Essa falta de "experiência" dos tribunais em relação à vida prática das franquias tende a acabar conforme os processos chegam aos tribunais e esses prolatam suas decisões. Mas, analisando a jurisprudência atual, vemos que há uma distância abismódica entre a realidade que aflige os franqueados e a compreensão dos detalhes desse relacionamento tão peculiar, tanto nas sentenças quanto nas decisões colegiadas.
Um exemplo disso é a aplicação do princípio da "autonomia da vontade" como fundamentação para a "escolha" do franqueado em se sujeitar a um determinado tratamento da franqueadora que fora "superficialmente descrito" na COF ou no contrato.
Trocando em miúdos, vemos COFs e contratos que preveem, por exemplo, o auxílio do franqueador na escolha do ponto.
E como é feito esse auxílio, pelas boas franquias do país?
Simples. Há um serviço prestado pelo FRANQUEADOR para que as chances de sucesso em sua empreitada sejam maiores.
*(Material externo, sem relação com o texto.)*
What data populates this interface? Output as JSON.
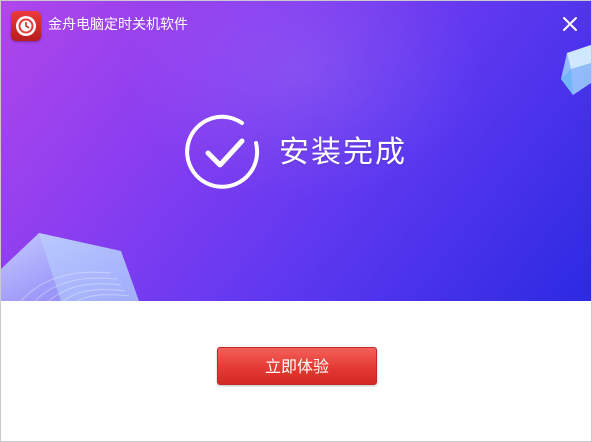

Serviços como:
a) pesquisa em sites de geolocalização por faixa etária, classe social e etc;
b) contagem de carros e transeuntes;
c) mapeamento do comércio local e do público local;
d)levantamento dos concorrentes da região;
e) levantamento do preço dos concorrentes da região;
f) visita "in loco", e
g) projeto arquitetônico.
O franqueador, diante das informações levantadas ele "aprova" o ponto comercial, escolhendo o local cujas chances de sucesso sejam maiores.
E como, na prática, ocorre com as franquias menos sérias? Ora, elas querem simplesmente vender. Então, a aprovação é feita apenas através do envio de uma foto da frontispício do imóvel. Nada mais.
Mas a expectativa do FRANQUEADO, ao adquirir uma franquia, não é essa. Ele quer a "redução significativa dos seus riscos" e, por isso, paga a mais por uma franquia.
E é justamente aí, nessa falta de detalhamento da COF, que é comum vermos a justiça aplicar "autonomia da vontade privada" de maneira errada, pois justifica que a simples aprovação do ponto pelo franqueador, sem que houvesse qualquer pesquisa que fundamentasse a escolha do endereço comercial, era a vontade das partes. E a simples aprovação consuma as obrigações do franqueador quanto a esse quesito.
Mas a verdadeira "vontade" que compele o franqueado é o sucesso, e, portanto, o franqueador deve prestar os serviços para que esse objetivo fique mais tangível.
E a justiça deve compreender que as obrigações do franqueador não são meras formalidades e que o franqueado se sujeitou a elas e está preso pelo princípio da "vontade" exprimida. Na verdade, o franqueado desconhece esses erros e vícios gerenciais que assolam a maioria das franquias do Brasil.
E justamente, por não se tratarem de erros jurídicos de forma ou de vontade, mas por se tratarem de erros gerenciais que frustram as expectativas dos franqueados, é que torna-se difícil, para o judiciário, a compreensão das expectativas e das vontades expressadas em contrato.
É muito comum, após a assinatura do contrato de franquia, ouvirmos do franqueado algo do tipo: "mas é só isso?". Porque a expectativa é de um serviço de qualidade por parte do franqueador e que exprima de fato o seu "know-how" sobre o assunto.